Mariée en 2011 à Jonathan Hague, qui est avoué d’affaires comme elle, Johanne Joseph-Hague continue sur sa lancée et obtient la promotion de vice-President en 2012. Ce qui lui donne nettement plus d’autorité et d’autonomie dans ses responsabilités. Elle gagne bien sa vie, même si le coût de la vie en Grande-Bretagne est élevé. Bref, elle vit une situation professionnelle rêvée par beaucoup. Or, dès qu’elle est enceinte, ses priorités changent. Trois raisons la poussent à vouloir regagner Maurice : le fait que la qualité de vie pour élever un enfant y soit meilleure, que le pays soit devenu un centre fi nancier international et qu’il y fasse toujours soleil. Elle convainc son mari à tenter un essai après être venue en vacances, avoir rencontré des avocats d’affaires et été à la rencontre de Marc Hein, patron de Juristconsult et Chairman de la Financial Services Commission.
 
Le courant est immédiatement passé entre eux et il lui a proposé le poste de Tax and Legal Consultant qu’elle a accepté. «Je veux me concentrer sur le côté juridique et légal de la fiscalité, au niveau local comme au niveau international. Au niveau local, la TVA est un hot topic par exemple. Je note que la Mauritius Revenue Authority parle de gros abus. Il est important de distinguer tax evasion et tax avoidance, même si je n’aime pas le terme ‘avoidance’.
 
C’est justement quand les gens abusent du système légal que les innocents et les personnes qui veulent faire du business ‘in good faith’ sont pénalisés.

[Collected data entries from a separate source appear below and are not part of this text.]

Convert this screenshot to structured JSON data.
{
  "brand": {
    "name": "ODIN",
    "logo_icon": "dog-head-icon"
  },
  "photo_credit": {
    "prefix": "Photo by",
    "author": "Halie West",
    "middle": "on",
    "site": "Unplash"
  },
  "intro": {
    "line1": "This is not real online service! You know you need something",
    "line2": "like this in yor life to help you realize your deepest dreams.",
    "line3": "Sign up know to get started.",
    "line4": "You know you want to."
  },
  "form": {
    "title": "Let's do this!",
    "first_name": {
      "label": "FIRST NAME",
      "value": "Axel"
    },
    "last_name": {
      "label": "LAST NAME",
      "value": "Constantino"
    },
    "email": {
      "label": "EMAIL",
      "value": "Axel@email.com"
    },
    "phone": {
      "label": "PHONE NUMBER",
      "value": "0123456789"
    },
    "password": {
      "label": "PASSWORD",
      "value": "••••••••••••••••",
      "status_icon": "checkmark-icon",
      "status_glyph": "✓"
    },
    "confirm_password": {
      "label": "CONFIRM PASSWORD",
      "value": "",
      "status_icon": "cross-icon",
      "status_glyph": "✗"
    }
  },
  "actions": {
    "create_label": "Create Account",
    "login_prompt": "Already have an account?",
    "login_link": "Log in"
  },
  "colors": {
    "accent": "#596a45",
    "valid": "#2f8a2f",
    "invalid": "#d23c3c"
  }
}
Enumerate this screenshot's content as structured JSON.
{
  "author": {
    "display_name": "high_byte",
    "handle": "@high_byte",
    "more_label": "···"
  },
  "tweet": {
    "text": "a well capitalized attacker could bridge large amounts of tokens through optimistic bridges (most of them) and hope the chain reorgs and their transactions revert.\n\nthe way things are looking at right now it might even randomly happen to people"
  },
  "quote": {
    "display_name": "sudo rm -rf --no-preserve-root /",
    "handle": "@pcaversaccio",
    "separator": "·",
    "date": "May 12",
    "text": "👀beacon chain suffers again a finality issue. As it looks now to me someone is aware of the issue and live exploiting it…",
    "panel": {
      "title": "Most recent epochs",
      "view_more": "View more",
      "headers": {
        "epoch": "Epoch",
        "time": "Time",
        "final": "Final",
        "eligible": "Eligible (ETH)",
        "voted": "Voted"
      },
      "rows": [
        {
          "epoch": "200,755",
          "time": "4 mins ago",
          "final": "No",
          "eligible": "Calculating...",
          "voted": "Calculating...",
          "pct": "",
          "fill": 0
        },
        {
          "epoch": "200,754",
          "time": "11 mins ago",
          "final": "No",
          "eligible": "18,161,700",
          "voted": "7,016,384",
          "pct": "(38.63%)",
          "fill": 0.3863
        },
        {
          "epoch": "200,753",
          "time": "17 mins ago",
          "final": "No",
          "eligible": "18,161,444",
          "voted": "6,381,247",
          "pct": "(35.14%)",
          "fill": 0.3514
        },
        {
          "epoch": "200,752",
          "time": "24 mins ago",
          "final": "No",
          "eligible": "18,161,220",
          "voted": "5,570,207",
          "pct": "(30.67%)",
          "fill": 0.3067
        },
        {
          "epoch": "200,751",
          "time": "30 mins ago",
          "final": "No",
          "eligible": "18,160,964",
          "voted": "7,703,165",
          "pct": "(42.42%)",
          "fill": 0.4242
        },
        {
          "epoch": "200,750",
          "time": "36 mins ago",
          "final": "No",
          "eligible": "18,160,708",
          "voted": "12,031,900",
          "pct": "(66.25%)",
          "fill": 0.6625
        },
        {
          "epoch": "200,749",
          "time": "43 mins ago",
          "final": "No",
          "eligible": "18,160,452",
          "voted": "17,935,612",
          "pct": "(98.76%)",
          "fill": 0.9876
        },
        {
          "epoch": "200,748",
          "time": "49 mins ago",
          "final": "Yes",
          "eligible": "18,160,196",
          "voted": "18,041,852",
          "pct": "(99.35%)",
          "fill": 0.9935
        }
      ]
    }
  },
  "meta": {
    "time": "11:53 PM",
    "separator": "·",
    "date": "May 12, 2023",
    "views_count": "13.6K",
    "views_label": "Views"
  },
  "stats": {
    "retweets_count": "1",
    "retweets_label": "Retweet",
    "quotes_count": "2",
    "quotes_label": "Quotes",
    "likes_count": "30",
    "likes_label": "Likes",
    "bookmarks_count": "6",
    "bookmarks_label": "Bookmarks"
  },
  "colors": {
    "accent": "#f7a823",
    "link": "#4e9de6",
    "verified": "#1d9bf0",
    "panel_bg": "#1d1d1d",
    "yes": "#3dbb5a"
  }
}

Au niveau international, mon travail consisterait, entre autres, à conseiller les clients sur comment utiliser et non pas abuser des traités de non-double imposition et les éduquer sur le concept de beneficial ownership.  «Finalement, j’estime qu’une société doit être libre de structurer ses affaires de la façon dont elle le juge bon, tout en restant dans les paramètres légaux et l’esprit de la loi. Je crois que je suis au bon endroit pour faire tout cela…»
 

Elle regagne maurice car la qualité de vie pour élever un enfant est meilleure.